Image analysis for the identification of enzymatic hotspots in the subsoil © Damian Gorczany

However, the fact that they have access to abundant nutritional sources may not be the reason for the microorganisms’ reluctance; rather, they might be lacking something they need to feed on the old carbon. “Due to a deficiency, they might be in a state of hibernation, so to speak, that enables them to survive for a long time with barely any nutrition,” explains Bernd Marschner.

In order to verify this hypothesis, the research team analysed intact sections of the soil with a thickness of five millimetres to identify metabolic activity. They checked where in the soil, exactly, specific enzymes were active. In the process, they detected such activity only in a few so-called hotspots. The remaining soil presented no metabolic activity.
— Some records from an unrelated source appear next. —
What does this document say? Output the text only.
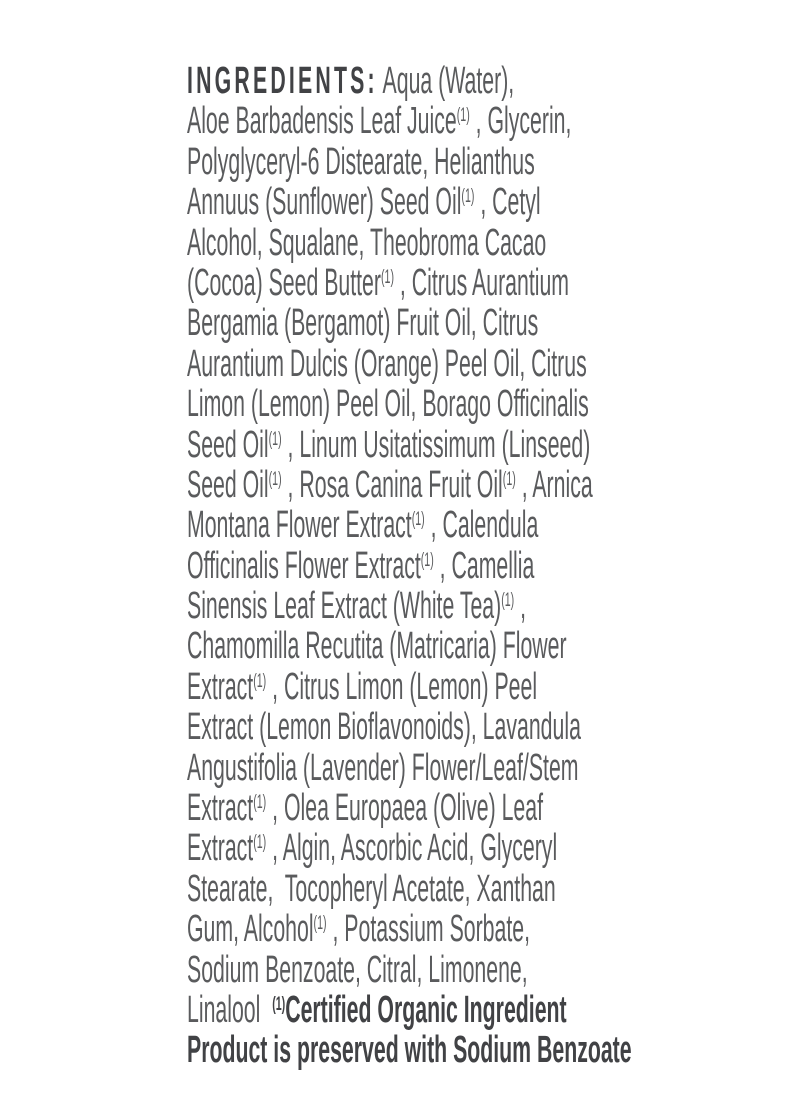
INGREDIENTS: Aqua (Water),
Aloe Barbadensis Leaf Juice$^{(1)}$ , Glycerin,
Polyglyceryl-6 Distearate, Helianthus
Annuus (Sunflower) Seed Oil$^{(1)}$ , Cetyl
Alcohol, Squalane, Theobroma Cacao
(Cocoa) Seed Butter$^{(1)}$ , Citrus Aurantium
Bergamia (Bergamot) Fruit Oil, Citrus
Aurantium Dulcis (Orange) Peel Oil, Citrus
Limon (Lemon) Peel Oil, Borago Officinalis
Seed Oil$^{(1)}$ , Linum Usitatissimum (Linseed)
Seed Oil$^{(1)}$ , Rosa Canina Fruit Oil$^{(1)}$ , Arnica
Montana Flower Extract$^{(1)}$ , Calendula
Officinalis Flower Extract$^{(1)}$ , Camellia
Sinensis Leaf Extract (White Tea)$^{(1)}$ ,
Chamomilla Recutita (Matricaria) Flower
Extract$^{(1)}$ , Citrus Limon (Lemon) Peel
Extract (Lemon Bioflavonoids), Lavandula
Angustifolia (Lavender) Flower/Leaf/Stem
Extract$^{(1)}$ , Olea Europaea (Olive) Leaf
Extract$^{(1)}$ , Algin, Ascorbic Acid, Glyceryl
Stearate,  Tocopheryl Acetate, Xanthan
Gum, Alcohol$^{(1)}$ , Potassium Sorbate,
Sodium Benzoate, Citral, Limonene,
Linalool  $^{(1)}$Certified Organic Ingredient
Product is preserved with Sodium Benzoate
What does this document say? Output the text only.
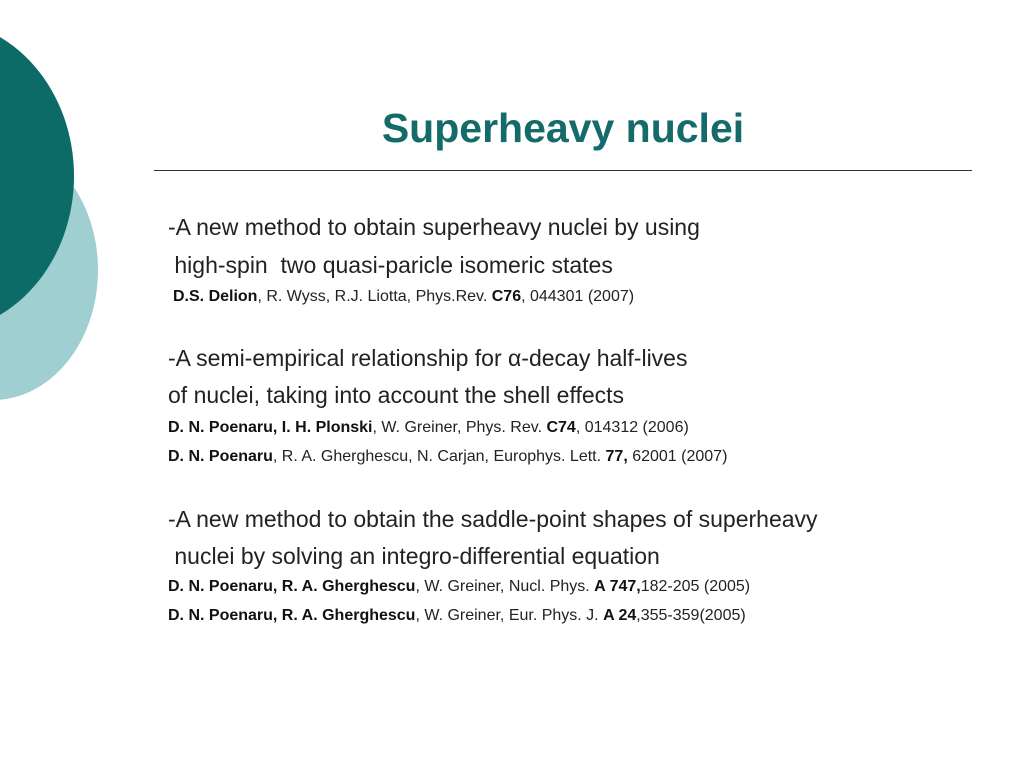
Superheavy nuclei
-A new method to obtain superheavy nuclei by using
high-spin  two quasi-paricle isomeric states
D.S. Delion, R. Wyss, R.J. Liotta, Phys.Rev. C76, 044301 (2007)
-A semi-empirical relationship for α-decay half-lives
of nuclei, taking into account the shell effects
D. N. Poenaru, I. H. Plonski, W. Greiner, Phys. Rev. C74, 014312 (2006)
D. N. Poenaru, R. A. Gherghescu, N. Carjan, Europhys. Lett. 77, 62001 (2007)
-A new method to obtain the saddle-point shapes of superheavy
nuclei by solving an integro-differential equation
D. N. Poenaru, R. A. Gherghescu, W. Greiner, Nucl. Phys. A 747,182-205 (2005)
D. N. Poenaru, R. A. Gherghescu, W. Greiner, Eur. Phys. J. A 24,355-359(2005)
Awakening through sugar solution

In the next step, the researchers sprayed the soil sections with a sugar solution. “That’s something that all microorganisms are attracted to and that they digest immediately,” points out Marschner. During the subsequent second analysis of enzyme activity, it emerged that metabolic activity took place almost everywhere in the sample – except in the hotspots that had been previously active. “These findings substantiate our assumption that there’s something lacking that would stimulate the microorganisms' activity,” says Marschner. “Apparently, the organisms in the hotspots don’t require that particular substance, which is why their metabolic activity does not go through the roof once such a substance is provided.”

Fertiliser in forest soil

By conducting follow-up experiments, the pedologists plan to treat such soil sections with other substances to ascertain what – in addition to sugar solution – might lead the microorganisms in the soil to metabolise the old carbon. Substances such as phosphorous and nitrogen, which are the ingredients of many fertilisers, are of particular interest in this context. Such elements often penetrate soils due to overfertilisation.

Dr. Julian Heitkötter (on the left) and Michael Herre in the laboratory © Damian Gorczany

“This question is particularly relevant, because we wish to prevent the old carbon that is stored in the soil from being metabolised and entering the atmosphere as CO₂,” elaborates Bernd Marschner. “As a greenhouse gas, CO₂ would fuel climate change to a considerable degree.”

On a global level, approximately 1,500 to 2,200 billion tons of carbon are stored in the soil; more than half of it in the subsoil. The annual CO₂ emissions generated by burning fossil fuels amount to approximately 35 billion tons of CO₂, i.e. 10 billion tons of carbon. If one per cent of the carbon stored in the soil were mineralised, that would result in 15 to 22 billion tons that might enter the atmosphere as CO₂.